# Palax Power100S Firewood Processor



## CHIMENEA (Nov 28, 2010)

I was talking over Christmas gifts with the girlfriend and she just gave me a head shake no for the back yard.


----------



## SolarAndWood (Nov 28, 2010)

Smart girl.  You could buy a lifetime supply of firewood instead and not have to deal with maintaining or operating such a machine.


----------



## CHIMENEA (Nov 28, 2010)

I doubt I would have much maintenance at my usage and the machine would be buried under splits after half a day anyways.


----------



## Wood Duck (Nov 28, 2010)

I wonder how many of these things are actually in operation. There can't be more than a couple dozen worldwide. It seem to me that the vast majority of firewood operations are way too small for this type of machinery, and most firewood comes from small operations or is cut at home.


----------



## LLigetfa (Nov 28, 2010)

Last sping I watched a local wood monger that normally sells firewood in log form by the grapple truckload bring some guy in with a small PTO driven processor to process firewood.  I heard he was asking $100 cash-and-carry for a pickup bed loaded level with the sides.  Now I don't see many long bed pickups around here and I don't know for sure if the price was adjusted for the size of the bed.

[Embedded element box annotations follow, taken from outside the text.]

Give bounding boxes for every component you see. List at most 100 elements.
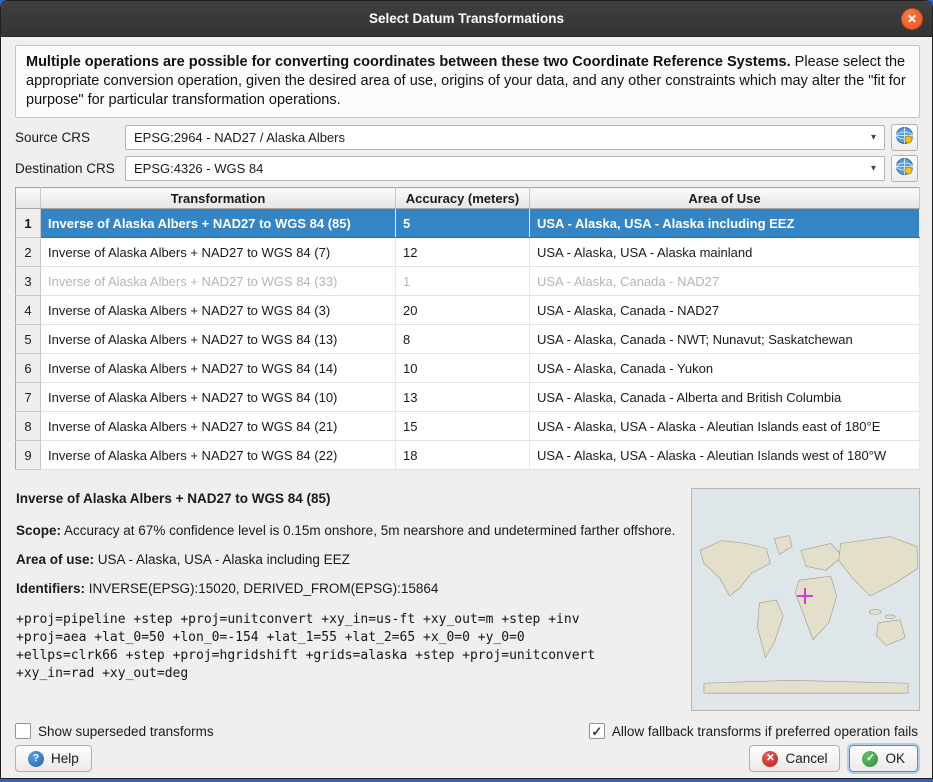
cell-accuracy[interactable]: 12 xyxy=(396,238,530,267)
show-superseded-label: Show superseded transforms xyxy=(38,724,214,739)
row-number[interactable]: 3 xyxy=(16,267,41,296)
select-datum-transformations-dialog: Select Datum Transformations ✕ Multiple … xyxy=(0,0,933,779)
cancel-button[interactable]: ✕ Cancel xyxy=(749,745,840,772)
table-row[interactable]: 3Inverse of Alaska Albers + NAD27 to WGS… xyxy=(16,267,920,296)
cell-area[interactable]: USA - Alaska, Canada - NAD27 xyxy=(530,267,920,296)
destination-crs-value: EPSG:4326 - WGS 84 xyxy=(134,161,263,176)
row-number[interactable]: 7 xyxy=(16,383,41,412)
help-icon: ? xyxy=(28,751,44,767)
cell-transformation[interactable]: Inverse of Alaska Albers + NAD27 to WGS … xyxy=(41,441,396,470)
destination-crs-picker-button[interactable] xyxy=(891,155,918,182)
source-crs-picker-button[interactable] xyxy=(891,124,918,151)
close-icon: ✕ xyxy=(907,13,917,25)
cancel-button-label: Cancel xyxy=(785,751,827,766)
ok-button[interactable]: ✓ OK xyxy=(849,745,918,772)
cell-accuracy[interactable]: 20 xyxy=(396,296,530,325)
close-button[interactable]: ✕ xyxy=(901,8,923,30)
destination-crs-label: Destination CRS xyxy=(15,161,125,176)
column-header-area[interactable]: Area of Use xyxy=(530,188,920,209)
area-of-use-text: USA - Alaska, USA - Alaska including EEZ xyxy=(94,552,350,567)
row-number[interactable]: 4 xyxy=(16,296,41,325)
show-superseded-checkbox[interactable]: ✓ xyxy=(15,723,31,739)
intro-bold-text: Multiple operations are possible for con… xyxy=(26,54,791,70)
scope-line: Scope: Accuracy at 67% confidence level … xyxy=(16,522,680,539)
row-number[interactable]: 9 xyxy=(16,441,41,470)
cell-accuracy[interactable]: 8 xyxy=(396,325,530,354)
allow-fallback-checkbox[interactable]: ✓ xyxy=(589,723,605,739)
cell-transformation[interactable]: Inverse of Alaska Albers + NAD27 to WGS … xyxy=(41,412,396,441)
window-title: Select Datum Transformations xyxy=(369,11,564,26)
cell-area[interactable]: USA - Alaska, USA - Alaska mainland xyxy=(530,238,920,267)
table-row[interactable]: 7Inverse of Alaska Albers + NAD27 to WGS… xyxy=(16,383,920,412)
row-number[interactable]: 5 xyxy=(16,325,41,354)
row-number[interactable]: 1 xyxy=(16,209,41,238)
dialog-button-row: ✕ Cancel ✓ OK xyxy=(749,745,918,772)
cell-accuracy[interactable]: 5 xyxy=(396,209,530,238)
column-header-accuracy[interactable]: Accuracy (meters) xyxy=(396,188,530,209)
source-crs-combo[interactable]: EPSG:2964 - NAD27 / Alaska Albers ▾ xyxy=(125,125,885,150)
proj-string: +proj=pipeline +step +proj=unitconvert +… xyxy=(16,611,680,683)
cell-area[interactable]: USA - Alaska, Canada - NWT; Nunavut; Sas… xyxy=(530,325,920,354)
scope-label: Scope: xyxy=(16,523,61,538)
cell-transformation[interactable]: Inverse of Alaska Albers + NAD27 to WGS … xyxy=(41,383,396,412)
crs-picker-icon xyxy=(895,126,914,148)
source-crs-label: Source CRS xyxy=(15,130,125,145)
table-row[interactable]: 9Inverse of Alaska Albers + NAD27 to WGS… xyxy=(16,441,920,470)
help-button[interactable]: ? Help xyxy=(15,745,92,772)
table-row[interactable]: 1Inverse of Alaska Albers + NAD27 to WGS… xyxy=(16,209,920,238)
row-number[interactable]: 2 xyxy=(16,238,41,267)
row-number-header xyxy=(16,188,41,209)
cell-transformation[interactable]: Inverse of Alaska Albers + NAD27 to WGS … xyxy=(41,238,396,267)
ok-button-label: OK xyxy=(885,751,905,766)
cell-transformation[interactable]: Inverse of Alaska Albers + NAD27 to WGS … xyxy=(41,209,396,238)
table-header-row: Transformation Accuracy (meters) Area of… xyxy=(16,188,920,209)
titlebar[interactable]: Select Datum Transformations ✕ xyxy=(1,1,932,37)
identifiers-text: INVERSE(EPSG):15020, DERIVED_FROM(EPSG):… xyxy=(85,581,438,596)
source-crs-row: Source CRS EPSG:2964 - NAD27 / Alaska Al… xyxy=(15,124,918,150)
row-number[interactable]: 8 xyxy=(16,412,41,441)
cell-accuracy[interactable]: 15 xyxy=(396,412,530,441)
column-header-transformation[interactable]: Transformation xyxy=(41,188,396,209)
table-row[interactable]: 6Inverse of Alaska Albers + NAD27 to WGS… xyxy=(16,354,920,383)
identifiers-line: Identifiers: INVERSE(EPSG):15020, DERIVE… xyxy=(16,580,680,597)
help-button-label: Help xyxy=(51,751,79,766)
check-icon: ✓ xyxy=(591,725,602,738)
world-map xyxy=(692,489,919,710)
cell-transformation[interactable]: Inverse of Alaska Albers + NAD27 to WGS … xyxy=(41,325,396,354)
source-crs-value: EPSG:2964 - NAD27 / Alaska Albers xyxy=(134,130,345,145)
crs-picker-icon xyxy=(895,157,914,179)
table-row[interactable]: 4Inverse of Alaska Albers + NAD27 to WGS… xyxy=(16,296,920,325)
cell-transformation[interactable]: Inverse of Alaska Albers + NAD27 to WGS … xyxy=(41,267,396,296)
transform-table-body: 1Inverse of Alaska Albers + NAD27 to WGS… xyxy=(16,209,920,470)
cell-area[interactable]: USA - Alaska, USA - Alaska - Aleutian Is… xyxy=(530,412,920,441)
allow-fallback-option[interactable]: ✓ Allow fallback transforms if preferred… xyxy=(589,722,918,740)
show-superseded-option[interactable]: ✓ Show superseded transforms xyxy=(15,722,214,740)
chevron-down-icon: ▾ xyxy=(871,163,876,174)
cell-area[interactable]: USA - Alaska, Canada - Alberta and Briti… xyxy=(530,383,920,412)
cell-accuracy[interactable]: 10 xyxy=(396,354,530,383)
cell-accuracy[interactable]: 1 xyxy=(396,267,530,296)
scope-text: Accuracy at 67% confidence level is 0.15… xyxy=(61,523,675,538)
cell-area[interactable]: USA - Alaska, USA - Alaska including EEZ xyxy=(530,209,920,238)
details-panel: Inverse of Alaska Albers + NAD27 to WGS … xyxy=(16,490,680,683)
destination-crs-row: Destination CRS EPSG:4326 - WGS 84 ▾ xyxy=(15,155,918,181)
destination-crs-combo[interactable]: EPSG:4326 - WGS 84 ▾ xyxy=(125,156,885,181)
table-row[interactable]: 2Inverse of Alaska Albers + NAD27 to WGS… xyxy=(16,238,920,267)
ok-icon: ✓ xyxy=(862,751,878,767)
chevron-down-icon: ▾ xyxy=(871,132,876,143)
cell-accuracy[interactable]: 18 xyxy=(396,441,530,470)
cell-transformation[interactable]: Inverse of Alaska Albers + NAD27 to WGS … xyxy=(41,354,396,383)
cell-area[interactable]: USA - Alaska, USA - Alaska - Aleutian Is… xyxy=(530,441,920,470)
area-of-use-line: Area of use: USA - Alaska, USA - Alaska … xyxy=(16,551,680,568)
cancel-icon: ✕ xyxy=(762,751,778,767)
table-row[interactable]: 8Inverse of Alaska Albers + NAD27 to WGS… xyxy=(16,412,920,441)
selected-transform-title: Inverse of Alaska Albers + NAD27 to WGS … xyxy=(16,490,680,507)
cell-area[interactable]: USA - Alaska, Canada - Yukon xyxy=(530,354,920,383)
row-number[interactable]: 6 xyxy=(16,354,41,383)
cell-area[interactable]: USA - Alaska, Canada - NAD27 xyxy=(530,296,920,325)
table-row[interactable]: 5Inverse of Alaska Albers + NAD27 to WGS… xyxy=(16,325,920,354)
area-of-use-map xyxy=(691,488,920,711)
identifiers-label: Identifiers: xyxy=(16,581,85,596)
cell-accuracy[interactable]: 13 xyxy=(396,383,530,412)
cell-transformation[interactable]: Inverse of Alaska Albers + NAD27 to WGS … xyxy=(41,296,396,325)
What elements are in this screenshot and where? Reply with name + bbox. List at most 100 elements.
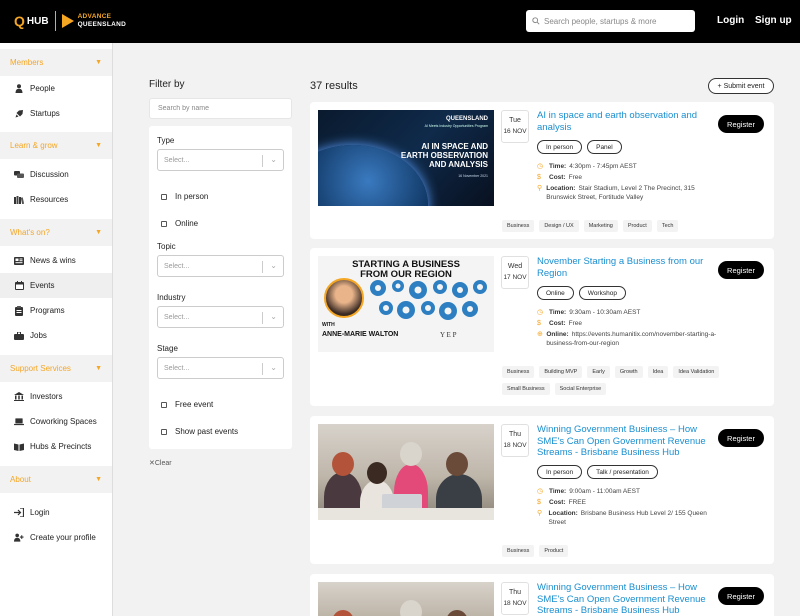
event-image[interactable]: QUEENSLAND AI Meets Industry Opportuniti… (318, 110, 494, 206)
format-pill: Online (537, 286, 574, 300)
section-title: Support Services (10, 364, 71, 373)
date-num: 17 NOV (503, 274, 527, 281)
industry-select[interactable]: Select... ⌄ (157, 306, 284, 328)
sidebar-section-about[interactable]: About ▼ (0, 466, 112, 493)
sidebar-item-startups[interactable]: Startups (0, 101, 112, 126)
in-person-checkbox[interactable]: In person (161, 192, 208, 201)
sidebar-item-news[interactable]: News & wins (0, 248, 112, 273)
event-title[interactable]: Winning Government Business – How SME's … (537, 424, 712, 459)
event-online-url[interactable]: https://events.humanitix.com/november-st… (546, 331, 716, 347)
select-placeholder: Select... (164, 313, 190, 321)
sidebar-section-members[interactable]: Members ▼ (0, 49, 112, 76)
sidebar-section-learn[interactable]: Learn & grow ▼ (0, 132, 112, 159)
event-tags: Business Building MVP Early Growth Idea … (502, 366, 767, 395)
global-search[interactable] (526, 10, 695, 32)
select-divider (262, 155, 263, 167)
tag[interactable]: Tech (656, 220, 679, 232)
tag[interactable]: Idea Validation (673, 366, 720, 378)
event-image[interactable]: STARTING A BUSINESS FROM OUR REGION WITH … (318, 256, 494, 352)
sidebar-item-people[interactable]: People (0, 76, 112, 101)
checkbox-box[interactable] (161, 193, 167, 200)
event-cost: Free (568, 320, 582, 327)
register-button[interactable]: Register (718, 429, 764, 447)
sidebar-item-label: Coworking Spaces (30, 417, 97, 426)
sidebar-item-login[interactable]: Login (0, 500, 112, 525)
tag[interactable]: Marketing (583, 220, 618, 232)
tag[interactable]: Business (502, 220, 535, 232)
logo-hub: HUB (26, 15, 49, 27)
sidebar-section-whats-on[interactable]: What's on? ▼ (0, 219, 112, 246)
event-info: ◷ Time: 4:30pm - 7:45pm AEST $ Cost: Free ⚲ L… (537, 162, 717, 204)
checkbox-box[interactable] (161, 220, 167, 227)
show-past-checkbox[interactable]: Show past events (161, 427, 238, 436)
image-date: 16 November 2021 (458, 174, 488, 178)
tag[interactable]: Idea (647, 366, 669, 378)
sidebar-item-label: Investors (30, 392, 63, 401)
signup-link[interactable]: Sign up (755, 15, 792, 26)
tag[interactable]: Early (587, 366, 610, 378)
register-button[interactable]: Register (718, 115, 764, 133)
stage-select[interactable]: Select... ⌄ (157, 357, 284, 379)
register-button[interactable]: Register (718, 587, 764, 605)
event-time: 9:30am - 10:30am AEST (569, 309, 641, 316)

Depending on bed size, that could be somewhere between 1/6th and 1/3rd of a cord.  A full cord of unprocessed wood would sell for around $100.  So even by the most optimistic calculation, that would be $500 per cord of EBITDA profit minus operating and labour cost.  How much wood would a wood monger have to sell to pay for a $50,000 processor?


----------



## Hunderliggur (Nov 28, 2010)

Where is the shrink wrap and handle?  Now I know where the grocery store gets it and why is $6 and bundle of 6.

$50K?  No way.  It is only $43,600.00 ;-)  http://www.machineking.com/firewood-process-1/brand-new-palax-power100s-firewood-processor.html


----------